In response, organizations have increasingly looked to bring the benefits of design-led change into their strategy. Yet, they are by their nature resistant to embracing the unknown through exploration and experimentation. This places the benefits of innovation at risk, as it’s often unable to take root and thrive within existing organizational systems.
I just co-authored an article in the Service Design Network’s, that outlines some hard-won, practical insights for how to bridge this gap:
- Begin planning for innovation to transition into day-to-day governance from the start. Most innovation work fails to account for the resistance existing strategic, management, and measurement systems will exert. The gap between efficiency and innovation can be turbulent—design for the transition with intent.

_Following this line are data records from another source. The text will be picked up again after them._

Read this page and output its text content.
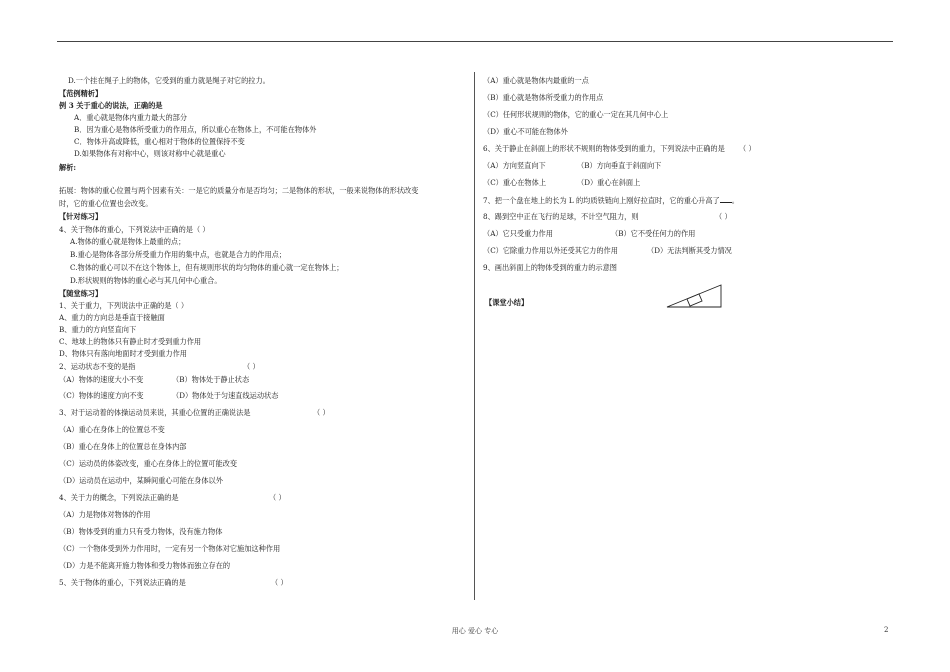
D.一个挂在绳子上的物体，它受到的重力就是绳子对它的拉力。
【范例精析】
例 3 关于重心的说法，正确的是
A．重心就是物体内重力最大的部分
B．因为重心是物体所受重力的作用点，所以重心在物体上，不可能在物体外
C．物体升高或降低，重心相对于物体的位置保持不变
D.如果物体有对称中心，则该对称中心就是重心
解析:
拓展：物体的重心位置与两个因素有关：一是它的质量分布是否均匀；二是物体的形状，一般来说物体的形状改变
时，它的重心位置也会改变。
【针对练习】
4、关于物体的重心，下列说法中正确的是（ ）
A.物体的重心就是物体上最重的点；
B.重心是物体各部分所受重力作用的集中点，也就是合力的作用点；
C.物体的重心可以不在这个物体上，但有规则形状的均匀物体的重心就一定在物体上；
D.形状规则的物体的重心必与其几何中心重合。
【随堂练习】
1、关于重力，下列说法中正确的是（ ）
A、重力的方向总是垂直于接触面
B、重力的方向竖直向下
C、地球上的物体只有静止时才受到重力作用
D、物体只有落向地面时才受到重力作用
2、运动状态不变的是指	（ ）
（A）物体的速度大小不变	（B）物体处于静止状态
（C）物体的速度方向不变	（D）物体处于匀速直线运动状态
3、对于运动着的体操运动员来说，其重心位置的正确说法是	（ ）
（A）重心在身体上的位置总不变
（B）重心在身体上的位置总在身体内部
（C）运动员的体姿改变，重心在身体上的位置可能改变
（D）运动员在运动中，某瞬间重心可能在身体以外
4、关于力的概念，下列说法正确的是	（ ）
（A）力是物体对物体的作用
（B）物体受到的重力只有受力物体，没有施力物体
（C）一个物体受到外力作用时，一定有另一个物体对它施加这种作用
（D）力是不能离开施力物体和受力物体而独立存在的
5、关于物体的重心，下列说法正确的是	（ ）
7、把一个盘在地上的长为 L 的均质铁链向上刚好拉直时，它的重心升高了 。
（A）重心就是物体内最重的一点
（B）重心就是物体所受重力的作用点
（C）任何形状规则的物体，它的重心一定在其几何中心上
（D）重心不可能在物体外
6、关于静止在斜面上的形状不规则的物体受到的重力，下列说法中正确的是 （ ）
（A）方向竖直向下	（B）方向垂直于斜面向下
（C）重心在物体上	（D）重心在斜面上
8、踢到空中正在飞行的足球，不计空气阻力，则	（ ）
（A）它只受重力作用	（B）它不受任何力的作用
（C）它除重力作用以外还受其它力的作用	（D）无法判断其受力情况
9、画出斜面上的物体受到的重力的示意图
【课堂小结】
用心 爱心 专心	2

- Engage with people from both the top and the bottom. Often, innovation work is rightly focused on marshaling the excitement of employees to understand and embrace the possible. However, it often neglects giving similar structure and direction to executives. Recognize that executives also need their role within innovation clearly defined as they have one foot in the current-state and one foot in the future-state. It's inherently risky.
- Align change with existing goals and priorities where possible. This gives change a toehold in measurement, which makes the possible tangible. We’ve found that goals, objectives, and initiatives—when introduced early—form a common vocabulary between everyday management and what could be. It’s a vehicle to calibrate the scope and pace of innovation with what Jan Chipchase calls ‘organizational metabolism.’
- Demand participation to drive executive messaging. It’s easy for the efficient organization to plow forward and become misaligned with innovation work. When executives are involved and can unite the language of change with the language of daily governance there’s a greater chance the tensions can be bridged.
As Jared Spool recently put it: “Your organization is perfectly optimized to get the results it’s getting. Want to change the results? You need to change your org.”
Of course, it’s easier said than done. As organizations seek the benefits of design-led change, it’s more important than ever they not just pursue it, but ensure that the promise of innovation transitions into the day-to-day governance.